Über politische Ökonomie lässt sich trefflich streiten. Über den Irrsinn manch ökonomischer Analysen aber nicht mehr. Eine Serie.

In einem Interview im Chancen-Teil der deutschen Wochenzeitung „Die Zeit“ propagiert der Bonner Personalökonom Matthias Kräkel, dass es „die Besten“ in Wirtschaft und Politik oft nicht bis an die Spitze schaffen, weil sie „sich im Vorstellungsgespräch nicht so sehr an[strengen] wie ihre weniger begabten Konkurrenten“. Starke These. Nachfrage der Zeit-Interviewerin Sabine Hoffmann:

Zeit: Wo ist dieses Phönomen zu beobachten?
Kräkel: Besonders gut in der Politik.
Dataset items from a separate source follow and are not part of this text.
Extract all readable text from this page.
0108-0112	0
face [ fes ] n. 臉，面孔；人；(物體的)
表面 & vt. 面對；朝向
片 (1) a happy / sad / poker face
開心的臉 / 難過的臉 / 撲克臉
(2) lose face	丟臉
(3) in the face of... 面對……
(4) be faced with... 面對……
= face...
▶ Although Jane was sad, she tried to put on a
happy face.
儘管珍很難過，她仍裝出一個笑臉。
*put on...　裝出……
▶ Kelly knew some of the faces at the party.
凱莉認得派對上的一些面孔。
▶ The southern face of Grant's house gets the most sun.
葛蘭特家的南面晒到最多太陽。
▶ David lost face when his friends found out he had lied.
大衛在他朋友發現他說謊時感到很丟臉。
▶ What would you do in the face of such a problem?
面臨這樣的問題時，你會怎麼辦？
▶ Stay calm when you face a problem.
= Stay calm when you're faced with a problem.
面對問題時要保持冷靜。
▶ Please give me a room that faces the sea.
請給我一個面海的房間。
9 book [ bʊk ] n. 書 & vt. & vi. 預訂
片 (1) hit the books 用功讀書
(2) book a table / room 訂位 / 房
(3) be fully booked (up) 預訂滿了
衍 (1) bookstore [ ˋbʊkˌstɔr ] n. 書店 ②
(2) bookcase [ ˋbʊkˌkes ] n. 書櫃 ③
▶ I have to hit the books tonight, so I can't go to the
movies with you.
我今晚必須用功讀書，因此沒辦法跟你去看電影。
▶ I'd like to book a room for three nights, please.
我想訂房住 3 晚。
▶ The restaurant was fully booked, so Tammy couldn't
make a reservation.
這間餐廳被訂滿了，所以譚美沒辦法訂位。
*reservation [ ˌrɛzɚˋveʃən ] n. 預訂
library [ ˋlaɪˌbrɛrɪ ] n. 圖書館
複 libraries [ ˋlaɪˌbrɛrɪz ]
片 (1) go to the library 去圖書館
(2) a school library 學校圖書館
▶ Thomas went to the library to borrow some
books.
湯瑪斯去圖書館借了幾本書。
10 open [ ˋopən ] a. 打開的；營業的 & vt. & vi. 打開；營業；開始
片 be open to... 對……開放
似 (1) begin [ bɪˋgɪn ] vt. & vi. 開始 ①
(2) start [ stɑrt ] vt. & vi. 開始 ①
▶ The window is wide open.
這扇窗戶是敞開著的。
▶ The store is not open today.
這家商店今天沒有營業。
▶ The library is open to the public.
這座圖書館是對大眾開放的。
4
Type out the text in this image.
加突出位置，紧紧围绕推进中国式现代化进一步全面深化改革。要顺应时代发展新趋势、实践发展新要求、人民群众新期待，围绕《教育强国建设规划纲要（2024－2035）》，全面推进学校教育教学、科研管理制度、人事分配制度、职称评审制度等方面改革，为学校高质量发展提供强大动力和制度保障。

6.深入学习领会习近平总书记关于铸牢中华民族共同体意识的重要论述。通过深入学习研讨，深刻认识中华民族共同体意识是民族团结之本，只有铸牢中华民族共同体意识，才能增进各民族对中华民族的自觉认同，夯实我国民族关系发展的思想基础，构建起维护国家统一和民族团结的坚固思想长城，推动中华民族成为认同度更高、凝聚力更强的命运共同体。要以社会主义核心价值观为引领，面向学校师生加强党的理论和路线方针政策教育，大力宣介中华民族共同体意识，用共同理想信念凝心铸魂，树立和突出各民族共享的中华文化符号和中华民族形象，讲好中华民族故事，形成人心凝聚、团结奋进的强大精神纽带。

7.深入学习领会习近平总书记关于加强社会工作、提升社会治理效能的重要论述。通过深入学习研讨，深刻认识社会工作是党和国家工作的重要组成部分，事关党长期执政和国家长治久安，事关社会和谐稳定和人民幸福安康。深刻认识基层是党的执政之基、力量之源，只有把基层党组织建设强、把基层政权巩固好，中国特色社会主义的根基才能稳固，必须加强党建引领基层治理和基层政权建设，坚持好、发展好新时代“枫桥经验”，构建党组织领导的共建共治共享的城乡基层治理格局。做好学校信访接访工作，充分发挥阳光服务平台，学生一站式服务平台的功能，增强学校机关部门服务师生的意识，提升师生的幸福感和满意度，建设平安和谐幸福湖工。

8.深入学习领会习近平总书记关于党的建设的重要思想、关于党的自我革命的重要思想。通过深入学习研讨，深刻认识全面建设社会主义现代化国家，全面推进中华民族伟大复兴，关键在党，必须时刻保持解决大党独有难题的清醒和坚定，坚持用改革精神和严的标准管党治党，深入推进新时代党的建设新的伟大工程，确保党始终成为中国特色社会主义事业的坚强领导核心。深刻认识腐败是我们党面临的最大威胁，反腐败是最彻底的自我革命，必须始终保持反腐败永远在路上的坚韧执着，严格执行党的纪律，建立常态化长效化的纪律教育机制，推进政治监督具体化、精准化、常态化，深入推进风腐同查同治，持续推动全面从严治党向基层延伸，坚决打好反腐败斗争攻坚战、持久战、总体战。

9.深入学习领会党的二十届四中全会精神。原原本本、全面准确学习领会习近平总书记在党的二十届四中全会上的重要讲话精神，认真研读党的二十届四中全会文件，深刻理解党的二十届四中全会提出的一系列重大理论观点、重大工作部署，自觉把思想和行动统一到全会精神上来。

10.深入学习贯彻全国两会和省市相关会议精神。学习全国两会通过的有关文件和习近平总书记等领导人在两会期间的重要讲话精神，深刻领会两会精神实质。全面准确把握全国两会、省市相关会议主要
Bewerben sich beispielsweise zwei Juristen um den Parteivorsitz, gewinnt wahrscheinlich derjenige mit dem schlechteren Zeugnis: Er hat keine Wahlmöglichkeit, würde in der freien Wirtschaft wahrscheinlich nur einen schlechter bezahlten Job finden – und strengt sich deshalb im Wahlkampf umso mehr an. Anders ist das beim Topjuristen: Er weiß, dass er in einer renommierten Anwaltskanzlei mehr verdient als in der Politik und ist deshalb weniger motiviert, sich für den Parteivorsitz ins Zeug zu legen.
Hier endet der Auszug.